Every element works so well — it’s got that great bread, which is delightfully crispy on the outside and fluffy on the inside, and it’s got the perfect balance between tasty meat and fresh veggies, with the sauces all complementing it so well.
You can choose between garlic, yogurt, and hot sauce — or you can do what I did and get all three, which is definitely what you should do because it’s a very tasty combo (the hot sauce isn’t hot at all, but it’s hard to complain when it’s all this tasty).
But it’s the veal and lamb that really makes the sandwich sing. It’s super tender, with a great meaty flavour from the lamb and a punch of rosemary-tinged herbiness.
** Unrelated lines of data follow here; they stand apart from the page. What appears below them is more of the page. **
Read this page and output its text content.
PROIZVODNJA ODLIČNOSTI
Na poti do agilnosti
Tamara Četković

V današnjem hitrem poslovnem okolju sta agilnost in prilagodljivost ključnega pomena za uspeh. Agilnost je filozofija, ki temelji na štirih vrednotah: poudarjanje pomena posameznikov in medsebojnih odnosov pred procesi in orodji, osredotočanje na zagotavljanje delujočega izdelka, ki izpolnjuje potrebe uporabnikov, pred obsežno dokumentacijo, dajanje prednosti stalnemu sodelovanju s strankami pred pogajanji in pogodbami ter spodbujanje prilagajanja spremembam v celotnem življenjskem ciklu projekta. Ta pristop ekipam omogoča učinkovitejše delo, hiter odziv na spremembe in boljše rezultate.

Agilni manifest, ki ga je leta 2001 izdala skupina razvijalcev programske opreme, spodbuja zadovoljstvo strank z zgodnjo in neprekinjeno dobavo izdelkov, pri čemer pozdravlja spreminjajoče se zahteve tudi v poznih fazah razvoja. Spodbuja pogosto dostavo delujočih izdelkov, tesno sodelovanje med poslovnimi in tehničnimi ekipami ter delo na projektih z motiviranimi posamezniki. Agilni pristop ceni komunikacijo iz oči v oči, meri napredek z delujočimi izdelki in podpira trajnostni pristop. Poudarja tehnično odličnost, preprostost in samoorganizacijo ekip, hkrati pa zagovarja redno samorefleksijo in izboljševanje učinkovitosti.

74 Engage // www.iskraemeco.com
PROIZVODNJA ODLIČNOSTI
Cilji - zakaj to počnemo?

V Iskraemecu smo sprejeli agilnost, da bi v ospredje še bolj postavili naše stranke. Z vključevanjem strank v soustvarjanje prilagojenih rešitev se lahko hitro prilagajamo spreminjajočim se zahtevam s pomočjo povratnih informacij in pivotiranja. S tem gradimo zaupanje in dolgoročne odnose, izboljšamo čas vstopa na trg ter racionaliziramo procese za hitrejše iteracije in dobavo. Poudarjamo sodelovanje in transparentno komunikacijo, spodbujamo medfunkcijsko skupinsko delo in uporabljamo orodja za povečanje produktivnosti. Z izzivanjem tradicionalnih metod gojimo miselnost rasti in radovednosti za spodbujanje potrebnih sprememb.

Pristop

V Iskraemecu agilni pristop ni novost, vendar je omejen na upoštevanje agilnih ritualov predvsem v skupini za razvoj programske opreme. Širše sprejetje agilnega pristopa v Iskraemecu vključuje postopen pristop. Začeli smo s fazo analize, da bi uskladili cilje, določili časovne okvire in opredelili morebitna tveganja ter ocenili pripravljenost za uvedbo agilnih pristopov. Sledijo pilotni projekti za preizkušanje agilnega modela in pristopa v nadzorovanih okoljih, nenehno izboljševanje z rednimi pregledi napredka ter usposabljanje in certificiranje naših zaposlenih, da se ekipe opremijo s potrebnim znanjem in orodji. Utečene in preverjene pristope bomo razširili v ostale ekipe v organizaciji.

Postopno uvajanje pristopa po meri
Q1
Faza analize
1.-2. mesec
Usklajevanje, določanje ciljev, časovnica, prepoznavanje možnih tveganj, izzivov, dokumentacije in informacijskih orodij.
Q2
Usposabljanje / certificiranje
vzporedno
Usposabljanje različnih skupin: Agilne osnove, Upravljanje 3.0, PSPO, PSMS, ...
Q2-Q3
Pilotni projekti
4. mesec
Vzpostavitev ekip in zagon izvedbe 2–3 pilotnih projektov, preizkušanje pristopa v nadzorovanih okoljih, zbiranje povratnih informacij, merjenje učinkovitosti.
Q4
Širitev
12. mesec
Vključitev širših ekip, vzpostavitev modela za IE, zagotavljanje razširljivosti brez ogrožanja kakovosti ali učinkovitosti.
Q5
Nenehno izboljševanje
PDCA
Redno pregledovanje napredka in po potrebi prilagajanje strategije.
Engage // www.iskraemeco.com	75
And it’s absolutely crammed with the crispy bits that make a sandwich like this so addictive.
I mean, look at this picture. Look at the crispy bits. That’s a thing of beauty.
You can also add feta cheese and/or fries to your sandwich for a buck a piece, and again, you should definitely do that. The fries add more delightful savoury crispiness, and the feta brings creamy pops of saltiness that really rounds out the sandwich.
Location: 596 College Street, Toronto
I noticed after the fact that Tondou Ramen bills itself as “the one and only Okinawan restaurant in Toronto.” That being the case, I probably should have ordered the Okinawa soba instead of the shio ramen. Oh well.
Still, the shio ramen was mostly quite tasty, with a fairly large caveat that, to be fair, mostly applies to me and weirdos like me. Specifically: people who hate raw onion.
I’m a card-carrying raw onion hater, so you can take all of my opinions on the matter with a grain of salt, but the ramen here was a bit much. It’s topped with the usual green onion (which I’m normally okay with) along with a generous amount of sliced white onions, and it’s onion overload.
The problem is that the soup itself, which the menu describes as a “light chicken broth,” has such a subtle flavour that it can’t help but be overwhelmed by the raw onion assault. It’s all you can taste. It completely overpowers the delicate broth.
Still, everything else about the bowl was quite good, particularly the perfectly chewy fresh noodles.
I also tried the takoyaki (A.K.A. octopus balls), which was very good; oddly, the balls are deep fried (is that an Okinawan thing?), which gives them a delightfully crisp exterior.